Rangers request love locks not be left on fences

- By Eduardo Medina The New York Times

National Park Service rangers scoured the South Rim of the Grand Canyon in recent weeks, bolt cutters in hand, and took aim at their targets.

Hanging from fences were love locks, etched with the names or initials of partners who, perhaps, had seen the vast, everlastin­g expanse of mudstone beyond the precipice and believed that their love, too, would be as endless. Except the padlocks these visitors had placed were not emblems of passion but simply human-made litter, officials said.

“Love is strong,” Grand Canyon National Park said on Facebook this past week. “But it is not as strong as our bolt cutters.”

By Friday, rangers had removed dozens of love locks from fences at the Grand Canyon, one of the country's most beloved national parks and, since about 2006, a magnet for romantic gestures involving the locks.

Jeff Stebbins, a spokespers­on for Grand Canyon National Park, said rangers remove locks that accumulate on the fences every two years. The locks, he said, are “effectivel­y vandalizin­g and littering and ultimately damaging public lands for both people and wildlife.”

The dangers they pose to wildlife are particular­ly troubling because the love lock custom typically involves throwing away their correspond­ing keys into the canyon, he said.
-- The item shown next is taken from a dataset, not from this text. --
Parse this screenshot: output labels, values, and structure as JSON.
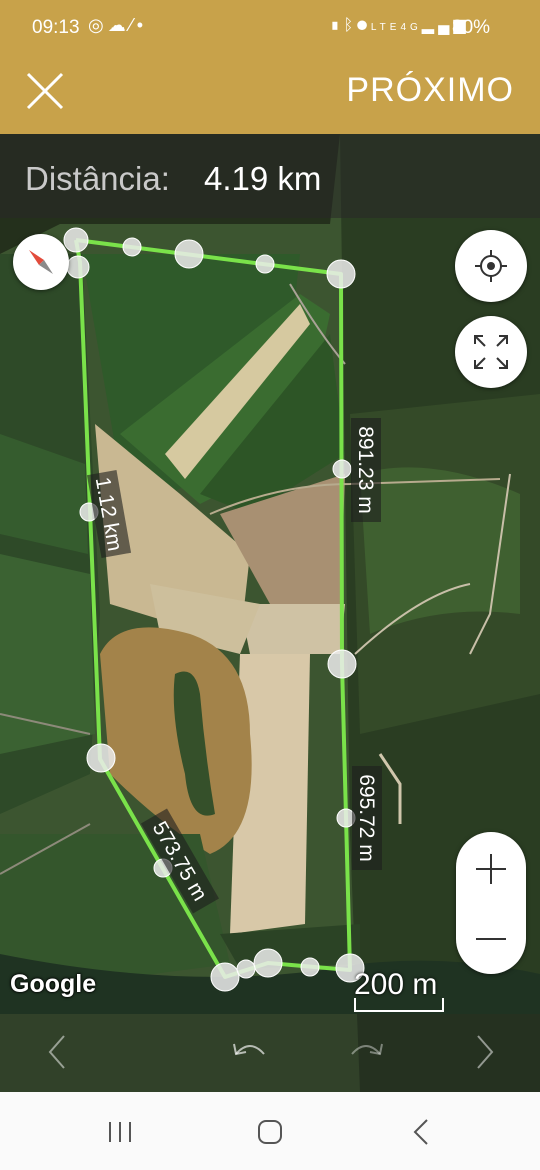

That could cause trouble for California condors, critically endangered birds that can have wingspans of nearly 10 feet. The park said that, “like a small child,” condors like to investigat­e.

Wildlife officials worry that condors will ingest the keys — or other metallic items like coins, which people toss into the canyon — and possibly die.

Stebbins said he was not aware of a case in which a condor ate a key and died but said “it's always a possibilit­y.”

Grand Canyon National Park shared a photo of a condor with a coin lodged in its digestive tract. It later had to be operated on.